What other advice do I have?

We don't use these Kubernetes or Docker deployments and we have no intention to use them. They are recent features, available for perhaps the past three or four years, and we don't plan to use them.

My advice for others who are looking into Linode is that if they only need DNS and VPS and maybe self-managed Kubernetes, Linode is one of the best because it's so reliable. To me, it's like a bridge. You buy it, and you don't think about it for years. For us, that was the experience.

We're technically capable of managing our own hardware, so Linode is just taking away the burden of managing hardware by ourselves. This leaves us to manage our own service and software. If people are basically looking for VPS solutions and Kubernetes, they're like a bridge. Linode is so reliable that you won't need to talk to any customer service agent, and they are one of the best globally.

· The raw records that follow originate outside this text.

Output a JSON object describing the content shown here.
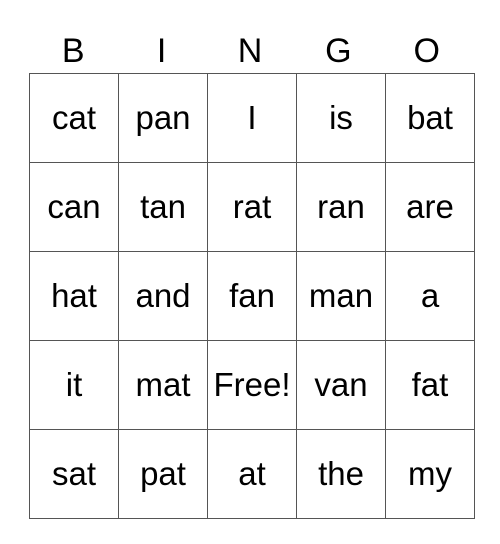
{
  "title_letters": [
    "B",
    "I",
    "N",
    "G",
    "O"
  ],
  "rows": [
    [
      "cat",
      "pan",
      "I",
      "is",
      "bat"
    ],
    [
      "can",
      "tan",
      "rat",
      "ran",
      "are"
    ],
    [
      "hat",
      "and",
      "fan",
      "man",
      "a"
    ],
    [
      "it",
      "mat",
      "Free!",
      "van",
      "fat"
    ],
    [
      "sat",
      "pat",
      "at",
      "the",
      "my"
    ]
  ]
}
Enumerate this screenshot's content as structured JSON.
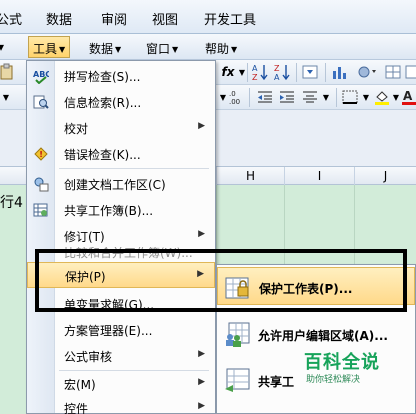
{
  "ribbon_tabs": [
    "公式",
    "数据",
    "审阅",
    "视图",
    "开发工具"
  ],
  "menubar": {
    "tools": "工具",
    "data": "数据",
    "window": "窗口",
    "help": "帮助"
  },
  "toolbar": {
    "function_label": "fx",
    "sort_label": "A↓Z"
  },
  "sheet": {
    "columns": [
      "H",
      "I",
      "J"
    ],
    "cell_text": "行4"
  },
  "tools_menu": {
    "items": [
      {
        "label": "拼写检查(S)...",
        "icon": "spell-check-icon"
      },
      {
        "label": "信息检索(R)...",
        "icon": "research-icon"
      },
      {
        "label": "校对",
        "icon": "",
        "submenu": true
      },
      {
        "label": "错误检查(K)...",
        "icon": "error-check-icon"
      },
      {
        "label": "创建文档工作区(C)",
        "icon": "document-workspace-icon"
      },
      {
        "label": "共享工作簿(B)...",
        "icon": "share-workbook-icon"
      },
      {
        "label": "修订(T)",
        "icon": "",
        "submenu": true
      },
      {
        "label": "比较和合并工作簿(W)...",
        "icon": "",
        "disabled": true
      },
      {
        "label": "保护(P)",
        "icon": "",
        "submenu": true,
        "highlighted": true
      },
      {
        "label": "单变量求解(G)...",
        "icon": ""
      },
      {
        "label": "方案管理器(E)...",
        "icon": ""
      },
      {
        "label": "公式审核",
        "icon": "",
        "submenu": true
      },
      {
        "label": "宏(M)",
        "icon": "",
        "submenu": true
      },
      {
        "label": "控件",
        "icon": "",
        "submenu": true
      }
    ]
  },
  "protect_submenu": {
    "items": [
      {
        "label": "保护工作表(P)...",
        "icon": "protect-sheet-icon",
        "highlighted": true
      },
      {
        "label": "允许用户编辑区域(A)...",
        "icon": "allow-edit-ranges-icon"
      },
      {
        "label": "共享工",
        "icon": "protect-shared-workbook-icon"
      }
    ]
  },
  "watermark": {
    "title": "百科全说",
    "subtitle": "助你轻松解决"
  },
  "colors": {
    "grid_fill": "#d2ecd9",
    "menu_highlight": "#ffd98a",
    "watermark_green": "#17a35a"
  }
}
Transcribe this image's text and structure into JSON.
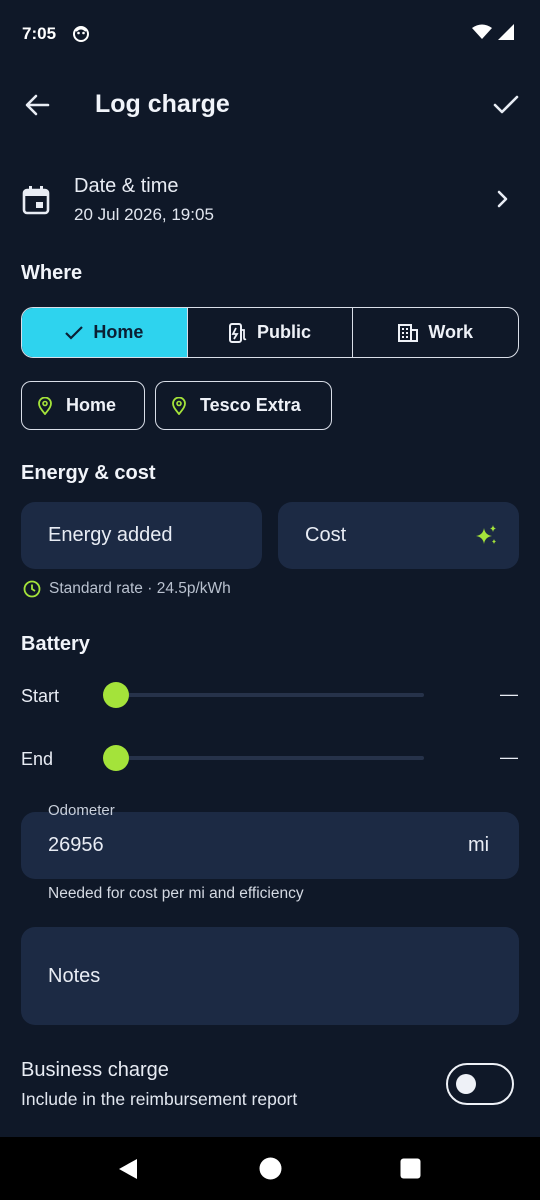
{
  "status": {
    "time": "7:05"
  },
  "toolbar": {
    "title": "Log charge"
  },
  "date_row": {
    "label": "Date & time",
    "value": "20 Jul 2026, 19:05"
  },
  "where": {
    "heading": "Where",
    "segments": [
      {
        "label": "Home",
        "selected": true
      },
      {
        "label": "Public",
        "selected": false
      },
      {
        "label": "Work",
        "selected": false
      }
    ],
    "chips": [
      "Home",
      "Tesco Extra"
    ]
  },
  "energy": {
    "heading": "Energy & cost",
    "energy_placeholder": "Energy added",
    "cost_placeholder": "Cost",
    "rate_note": "Standard rate · 24.5p/kWh"
  },
  "battery": {
    "heading": "Battery",
    "start_label": "Start",
    "end_label": "End",
    "start_value": "—",
    "end_value": "—"
  },
  "odometer": {
    "label": "Odometer",
    "value": "26956",
    "unit": "mi",
    "helper": "Needed for cost per mi and efficiency"
  },
  "notes": {
    "placeholder": "Notes"
  },
  "business": {
    "title": "Business charge",
    "subtitle": "Include in the reimbursement report",
    "enabled": false
  },
  "colors": {
    "accent": "#2ed3ee",
    "green": "#a4e33a",
    "background": "#0f1828",
    "field": "#1c2a44"
  }
}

In summary, Linode needs to expand its portfolio of features. It's pretty basic currently, and while it's nice to be basic, some people like us need more features. We actually need them and if we had the incentive to move to somewhere else, we would consider it. We currently don't have an incentive, because our business is not growing explosively. However, if we had to grow quickly and have a huge number of users, of course, we would have to think about managed databases and load-balancers and firewalls and role-based access control, and the other features that are missing on Linode. We would have to migrate to somewhere else. Currently, we don't have that problem.

We have been a happy customer, most of the time.

I would rate this solution a six out of ten.

Which deployment model are you using for this solution?

Public Cloud
**Disclosure: IT Central Station contacted the reviewer to collect the review and to validate authenticity. The reviewer was referred by the vendor, but the review is not subject to editing or approval by the vendor.